Page 33 of Eva's Shelter

“Will do.”

Chapter 8

Evastudiedthephotoand video, working through the angles, comparing present to past as the rescue team assembled. She’d tried a few things, but hadn’t broken into the live feed signal yet.

Uncomfortable didn’t begin to cover how she was feeling. No one enjoyed rehashing their mistakes, but if she screwed up again, Matheson would pay the ultimate price. Thinking of his family, she sent messages and warnings to Ross, trusting him to be the voice of reason in the planning. It seemed unlikely that a full team of bad guys had managed to slip unnoticed into the area, so some things would be different.

What worried her were the things that would be the same.
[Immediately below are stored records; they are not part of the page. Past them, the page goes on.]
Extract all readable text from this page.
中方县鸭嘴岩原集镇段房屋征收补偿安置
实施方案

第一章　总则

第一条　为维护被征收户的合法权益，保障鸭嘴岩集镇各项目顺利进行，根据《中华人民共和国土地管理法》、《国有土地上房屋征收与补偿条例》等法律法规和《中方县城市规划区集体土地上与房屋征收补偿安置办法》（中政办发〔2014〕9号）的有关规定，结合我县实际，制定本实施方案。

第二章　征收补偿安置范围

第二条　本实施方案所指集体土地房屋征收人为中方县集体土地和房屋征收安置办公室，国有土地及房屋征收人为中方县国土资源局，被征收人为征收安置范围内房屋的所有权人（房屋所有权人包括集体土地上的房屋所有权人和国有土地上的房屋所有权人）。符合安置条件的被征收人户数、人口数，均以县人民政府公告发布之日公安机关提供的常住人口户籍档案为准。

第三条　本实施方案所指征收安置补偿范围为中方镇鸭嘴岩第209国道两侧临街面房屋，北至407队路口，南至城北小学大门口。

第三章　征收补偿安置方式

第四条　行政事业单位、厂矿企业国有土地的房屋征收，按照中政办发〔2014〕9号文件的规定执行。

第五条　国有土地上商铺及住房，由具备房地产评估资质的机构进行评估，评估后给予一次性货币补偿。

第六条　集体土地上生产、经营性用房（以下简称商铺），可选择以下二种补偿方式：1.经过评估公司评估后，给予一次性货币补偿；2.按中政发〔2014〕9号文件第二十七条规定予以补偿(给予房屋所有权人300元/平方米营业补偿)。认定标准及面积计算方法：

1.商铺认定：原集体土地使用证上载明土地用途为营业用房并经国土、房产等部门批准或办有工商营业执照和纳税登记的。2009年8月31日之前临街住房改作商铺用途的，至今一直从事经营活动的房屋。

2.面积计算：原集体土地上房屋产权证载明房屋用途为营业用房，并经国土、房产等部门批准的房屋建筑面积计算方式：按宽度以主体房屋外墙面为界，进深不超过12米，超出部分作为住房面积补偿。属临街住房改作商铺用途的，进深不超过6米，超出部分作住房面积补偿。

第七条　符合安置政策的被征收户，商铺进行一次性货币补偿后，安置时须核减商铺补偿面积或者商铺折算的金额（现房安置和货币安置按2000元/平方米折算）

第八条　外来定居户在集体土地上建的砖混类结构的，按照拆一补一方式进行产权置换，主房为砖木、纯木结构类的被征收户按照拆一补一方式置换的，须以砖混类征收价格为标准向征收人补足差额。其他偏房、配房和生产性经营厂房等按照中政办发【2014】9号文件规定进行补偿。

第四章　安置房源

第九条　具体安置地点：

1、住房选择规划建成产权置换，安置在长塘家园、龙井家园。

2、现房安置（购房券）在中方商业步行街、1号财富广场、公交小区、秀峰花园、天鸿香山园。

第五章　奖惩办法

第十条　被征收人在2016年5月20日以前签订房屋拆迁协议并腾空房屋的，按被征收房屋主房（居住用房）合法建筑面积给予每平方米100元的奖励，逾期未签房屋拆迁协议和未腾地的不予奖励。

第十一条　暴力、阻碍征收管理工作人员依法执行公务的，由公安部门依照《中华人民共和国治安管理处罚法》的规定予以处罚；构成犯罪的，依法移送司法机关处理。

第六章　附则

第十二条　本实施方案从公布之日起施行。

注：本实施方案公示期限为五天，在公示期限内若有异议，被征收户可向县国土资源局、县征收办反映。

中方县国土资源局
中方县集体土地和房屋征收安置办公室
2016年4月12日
If this was meant to be a re-enactment, and it certainly looked like it from her perspective, how would one or two people simulate the unexpected firepower of ten gunmen?

Someone—Bakr Morcos, in her mind—wanted something. From her. To drive her crazy? Too vague. To punish her? That didn’t make sense either. He should have been grateful for her mistake because it gave him what he needed—death to the heir who stood between him and control of a corporation with global influence.

“Why now, Bakr?”

Years ago, she’d been told her suspicions of Bakr’s involvement in the kidnapping had been explained to Abraham and dismissed out of hand. She wondered if believing that story made her as gullible and vulnerable as Abe Morcos appeared to be when it came to his brother’s motives.

According to the shrink she’d been required to see after that mission, she needed to let go, accepting what was out of her control. She’d done her job to the best of her ability… blah, blah, blah.

It sure as hell didn’t feel that way.

“Why now?”

She’d pulled everything useful from the picture and video. Opening the email again, she hovered the mouse over the reply button. Would a straight-up reply fulfill the royal ‘audience’ he wanted?

Tempting as it was to buck the order to avoid direct contact, she stayed the urge. For now.

She went back to the obituary. Didn’t matter how it was faked. Didn’t matter that a recent search had turned up pictures of his wife and children mourning. Why it was faked was the real question.

The Morcos corporation dealt with contracts in the billions—both legitimately and through the supply and demand of weapons. Abraham’s moral compass might not point directly north, but he had a certain integrity Bakr lacked.

Eva leaned away from the FBI system as if it might read her thoughts and intervene before she could act. How to distract the minion ghosting her so she could find a way into the Morcos systems?

Public record. She’d searched every related keyword to find news on Abe and his supposed demise. Was there a way in through the front door, so to speak?

She set to work, finding much of the territory familiar as she’d provided the background when they were planning the mission to rescue Abe’s son.

Soon she had a spreadsheet of births, deaths, weddings, and milestone projects. She had lists of close friends and primary business associates. She didn’t burrow down any of the shadier internet tunnels. Yet.

Since his son died, Abe had given much of his free time and a significant portion of his personal salary to children’s charities.

She skimmed through images, making note of the same faces at nearly every event. His wife, his personal assistant, and his brother, Bakr.

Interesting.

She found a news report showing Abe’s grieving widow, and was startled by the implication that Bakr was also mourning in their family home. The source on the article was a spokesman for the family, so she didn’t quite count it as independent corroboration, but it certainly made it tougher to prove Abe wasn’t dead. Changing tactics, she left that avenue and focused on the assistant.

The woman, Amelia Sala, was hot—no surprise there—and competent, or she’d never have kept up with the multiple schedules a man like Abe maintained.

Eva was into what she considered her second layer of the background onion when she discovered Amelia was related to Mrs. Morcos.

“Way to keep it in the family,” she murmured. “I bet you know everything.”

She did a cursory search of the companies and charities most recently associated with Morcos in the news. Going back to the pictures, she fanned out her searches, matching names and faces with the businesses they represented.

Ready to go deeper, she hesitated. She couldn’t be sure how much hacking the FBI would tolerate. More to the point, she wasn’t in a hurry to expose her full range of skills. Using her ‘powers’ for good within the Army was one thing. She was a civilian now, whether her brain worked like one or not.

While she knew Special Agent Nichols and Ross went way back, she also knew there were limits to how many infractions Ross could force Nichols to overlook, even in these circumstances.